Anne-Marie Olivier nous avait avertis : «Je veux poser de petites bombes»...

L'auteure d'Annette et de Mon corps deviendra froid a le don de montrer la souffrance qui se cache derrière nos sourires de circonstances. Ce sont ses petites bombes à elle. On s'attendait donc à voir une pièce dure et même un peu lourde, et c'est ce qu'on a eu. Mais de cette recherche de vérité qui guide le travail de l'auteure, découle un long poème. Un poème qui explose et tue pour mieux nous faire renaître.

Pas facile au départ de trouver un point d'appui dans ce récit métaphorique touffu qui met en scène trois personnages dans le désordre. Mais une fois la table mise, le poème s'ancre peu à peu dans la réalité. Celle d'Élise, une mère seule qui travaille comme gardienne de prison; de son fils Charles, 20 ans, adepte de jeux vidéos, qui ne sait pas trop quoi faire de sa vie; et de Dorothée, jeune fille croisée sur la route, qui deviendra l'amante de Charles.

Tous ces personnages, qui narrent par moments leur propre histoire, ont en commun d'avoir vécu des épreuves. Des épreuves qui construisent, malgré eux, leurs identités. Charles apprend qu'il a du sang amérindien; sa mère Élise est victime d'une prise d'otage menée par des détenus; et Dorothée, avant de rencontrer Charles, vit une douloureuse peine d'amour. Face à ces événements, on peut faire comme si rien n'était. Ou faire face à la musique. C'est ce que finissent par faire les personnages de Scalpée.

La mise en scène de Véronique Côté, auteure du très beau texte Tout ce qui tombe, est centrée sur le jeu des acteurs, mais elle est aussi très fine dans l'évocation des lieux et des actions. La scène du dépeçage d'un orignal est particulièrement éloquente... Avec les éclairages de Christian Fontaine, elle parvient à créer des images fortes. Anne-Marie Olivier domine la distribution, bouleversante dans le rôle de la mère.
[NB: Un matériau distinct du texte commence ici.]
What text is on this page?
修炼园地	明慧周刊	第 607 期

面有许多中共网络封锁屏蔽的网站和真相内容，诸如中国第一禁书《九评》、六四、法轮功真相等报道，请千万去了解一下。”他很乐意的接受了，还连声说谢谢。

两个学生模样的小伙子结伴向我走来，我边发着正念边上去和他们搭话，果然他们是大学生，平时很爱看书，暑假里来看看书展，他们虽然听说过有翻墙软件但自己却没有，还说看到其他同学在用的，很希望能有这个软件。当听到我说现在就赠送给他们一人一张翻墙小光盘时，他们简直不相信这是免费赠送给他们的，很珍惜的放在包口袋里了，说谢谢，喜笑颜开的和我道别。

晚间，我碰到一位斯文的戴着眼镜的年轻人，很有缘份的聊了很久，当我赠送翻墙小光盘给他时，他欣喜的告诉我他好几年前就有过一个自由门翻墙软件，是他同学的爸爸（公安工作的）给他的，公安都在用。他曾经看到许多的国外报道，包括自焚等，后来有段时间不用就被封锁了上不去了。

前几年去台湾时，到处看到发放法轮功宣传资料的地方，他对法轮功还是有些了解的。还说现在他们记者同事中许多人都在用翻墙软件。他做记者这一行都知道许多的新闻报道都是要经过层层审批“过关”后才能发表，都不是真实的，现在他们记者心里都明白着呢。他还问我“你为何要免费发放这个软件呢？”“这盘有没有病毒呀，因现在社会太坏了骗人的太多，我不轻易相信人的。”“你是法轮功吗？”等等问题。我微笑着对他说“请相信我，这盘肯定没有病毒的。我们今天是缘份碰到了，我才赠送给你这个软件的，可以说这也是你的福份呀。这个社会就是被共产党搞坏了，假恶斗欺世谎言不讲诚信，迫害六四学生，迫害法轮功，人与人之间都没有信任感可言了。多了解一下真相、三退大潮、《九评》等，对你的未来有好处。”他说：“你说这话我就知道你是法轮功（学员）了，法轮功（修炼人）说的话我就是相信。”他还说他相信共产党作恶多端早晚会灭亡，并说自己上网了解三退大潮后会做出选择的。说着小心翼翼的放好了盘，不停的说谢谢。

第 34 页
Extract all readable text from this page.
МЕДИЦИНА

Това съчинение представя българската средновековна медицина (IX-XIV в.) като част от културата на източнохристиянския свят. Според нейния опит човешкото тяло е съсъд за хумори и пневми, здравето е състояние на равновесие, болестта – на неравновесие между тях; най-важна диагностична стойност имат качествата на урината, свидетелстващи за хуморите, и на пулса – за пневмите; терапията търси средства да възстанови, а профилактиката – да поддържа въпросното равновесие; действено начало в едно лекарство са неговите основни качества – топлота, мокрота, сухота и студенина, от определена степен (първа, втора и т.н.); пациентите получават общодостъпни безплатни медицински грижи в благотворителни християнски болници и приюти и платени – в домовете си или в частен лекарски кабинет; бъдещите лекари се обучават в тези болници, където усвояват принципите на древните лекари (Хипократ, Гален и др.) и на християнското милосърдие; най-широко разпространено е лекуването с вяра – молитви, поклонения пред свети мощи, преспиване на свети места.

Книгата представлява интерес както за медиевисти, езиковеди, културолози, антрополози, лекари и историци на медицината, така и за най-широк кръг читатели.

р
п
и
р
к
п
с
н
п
Ses partenaires de scènes, Steve Gagnon et Édith Patenaude, s'en tirent bien, mais n'ont pas la même maîtrise du texte.

Pendant toute la durée de ce poème théâtral, Anne-Marie Olivier multiplie les références au monde animal. À la férocité et à l'instinct de survie des bêtes. Car Scalpée est avant tout une pièce sur la survie. Sans être un guide. Et la vérité, c'est que nous sommes tous dans ce bateau-là. C'est là que Scalpée prend tout son sens. «La cicatrice embellit le front du soldat» écrivait Victor Hugo. C'est ce que démontre Anne-Marie Olivier en nous scalpant! Un exercice qui pourrait ne pas plaire à tout le monde.

Jusqu'au 9 février au Théâtre Espace libre.